Her award-winning compositions “Colors for Women’s Voices and Percussion Ensemble” and “The Martyr for Baritone and Orchestra” have received awards in the Mu Phi Epsilon National Composition Contests. (George Walker was the judge who chose “The Martyr” to win a Mu Phi composition prize. The judging was done anonymously and the judge could not see the name of the composer). Her composition “Nigerian Treasures in 3 Movements” for solo unaccompanied flute received an award and first public international performance from the College Music Society in Vancouver, British Columbia. Dr. Lee’s orchestral compositions are “Ebony Reflections for Chamber Orchestra”, “Nepenthe Concerto for Piano and Orchestra” and “A.M.E.R.I.C.A.”

 

A champion of a “tonal” music style that she enlarged upon learning about the art of music composition from her avant-garde composition professor, George Rochberg.  Her tonal-style of music has stood the test of time. Both her operatic works, vocal works and award-winning instrumental chamber music works are performed today by musicians internationally.

 

Cynthia Cozette Lee studied composition with other highly eminent composers including George Rochberg. She studied composition with George Crumb, Roland Leich, Leonardo Balada, William Hoskins and Joseph Wilcox Jenkins. She treasures the time she studied The Art of Music Copying at the Juilliard School of Music with Arnold Arnstein, the personal copyist to Samuel Barber, Gian Carlo Menotti and many other distinguished American composers.

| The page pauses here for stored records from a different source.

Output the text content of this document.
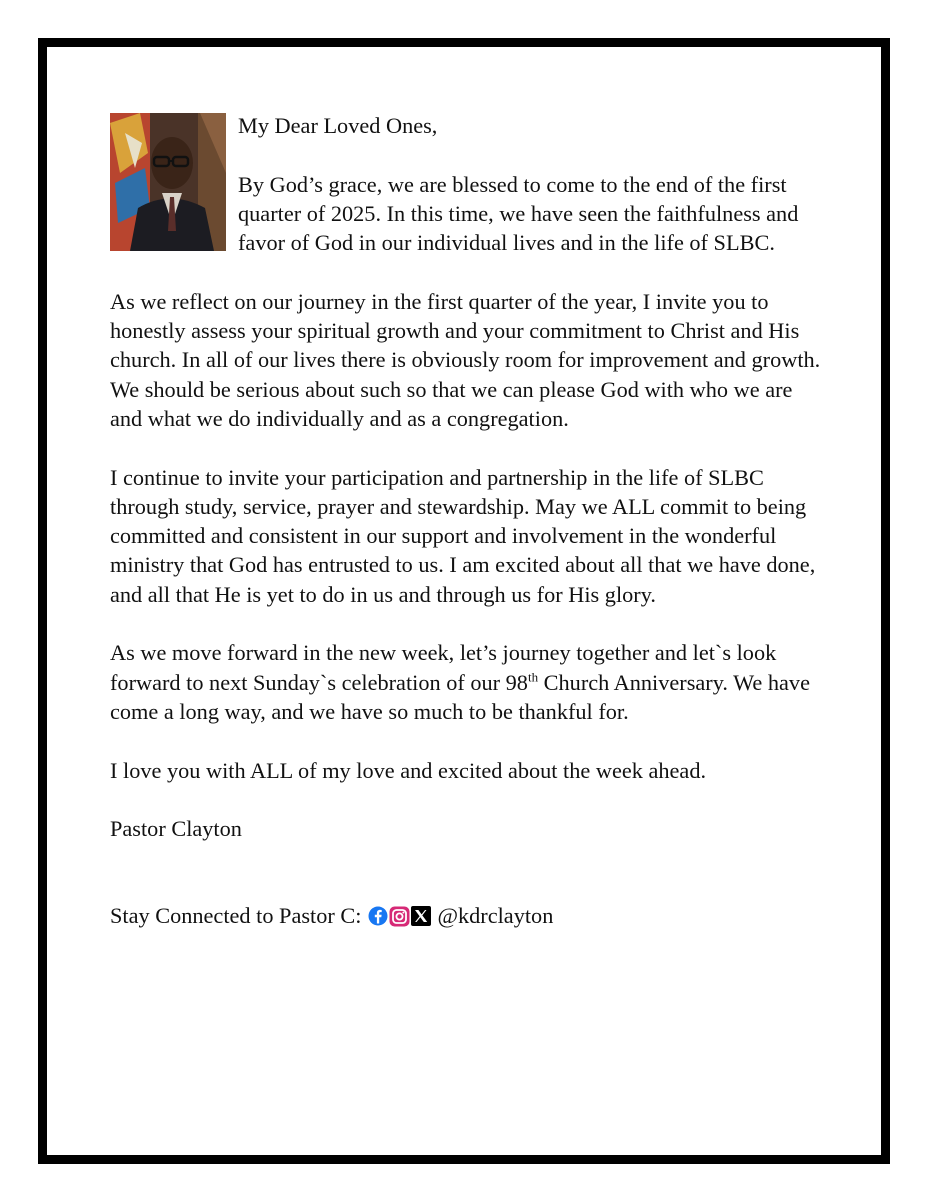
My Dear Loved Ones,

By God’s grace, we are blessed to come to the end of the first quarter of 2025. In this time, we have seen the faithfulness and favor of God in our individual lives and in the life of SLBC.

As we reflect on our journey in the first quarter of the year, I invite you to honestly assess your spiritual growth and your commitment to Christ and His church. In all of our lives there is obviously room for improvement and growth. We should be serious about such so that we can please God with who we are and what we do individually and as a congregation.

I continue to invite your participation and partnership in the life of SLBC through study, service, prayer and stewardship. May we ALL commit to being committed and consistent in our support and involvement in the wonderful ministry that God has entrusted to us. I am excited about all that we have done, and all that He is yet to do in us and through us for His glory.

As we move forward in the new week, let’s journey together and let`s look forward to next Sunday`s celebration of our 98th Church Anniversary. We have come a long way, and we have so much to be thankful for.

I love you with ALL of my love and excited about the week ahead.

Pastor Clayton

Stay Connected to Pastor C:	@kdrclayton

Dreams of studying abroad in France at the Sorbonne like her college peers were able to do or to study at the Royal College in England after she was accepted were thwarted due to economics. Reality set in and although Cozette continued to compose over 150 works, she became a public school music educator and administrative consultant in New Jersey, Pennsylvania and Puerto Rico. Cozette’s music was performed by such notable music groups as the South Florida Chamber Ensemble, Flute Society of Philadelphia, National Association of Negro Musicians, Women of Color Festival and the Mu Phi Epsilon International Conventions.

 

Cynthia Cozette Lee is formally trained as a classical music composer. She values her higher education experience being the first African American and woman to graduate from the University of Pennsylvania with a Master of Arts degree in Music Composition. Her Doctorate degree is in Educational Leadership from Rowan University and her other Master’s is in Public Administration from Rutgers University. She holds a Bachelor of Fine Arts degree in Music Composition from Carnegie Mellon University. Dr. Lee’s junior high school music teacher and orchestra director was Lawrence Peeler, Sr., who was one of the first Black Americans to graduate from Carnegie Mellon University with a music degree and also the first Black hired as a full-time music teacher in the Pittsburgh Public Schools.

Dr. Lee for over 25 years has also been an educator and educational leader. As an educator, teacher & administrator consultant in Philadelphia, Pennsylvania, Camden City, New Jersey and San Juan, Puerto Rico she has assisted with implementing differentiated instruction training for educators. She has also volunteered as a church choir director in Philadelphia and San Juan, Puerto Rico and likes using music to enhance community unity. 

 

Cozette’s music is currently in high demand. Her music soon will be published. Two upcoming recordings of her original voice and piano works and award-winning flute works are due to be released in 2024.

 

When asked by musicologist, Missy Curl in an interview “5 Questions with a Musician”, “What influenced your style of writing music?” Cynthia Cozette Lee responded, “Twentieth century composers who influenced my style are the Black Nationalist composers like R. Nathaniel Dett, Harlem Renaissance composer, William Grant Still, and contemporary composers, Gian Carlo Menotti and Samuel Barber. My music composition professor at Carnegie Mellon University, Roland Leich, attended Curtis Institute of Music as a composition student and classmate with Gian Carlo Menotti and Samuel Barber. My music writing style is tonal using melodies and harmonies. At the same time I try to incorporate Black historical themes in my style of writing because these themes deal with American human stories.”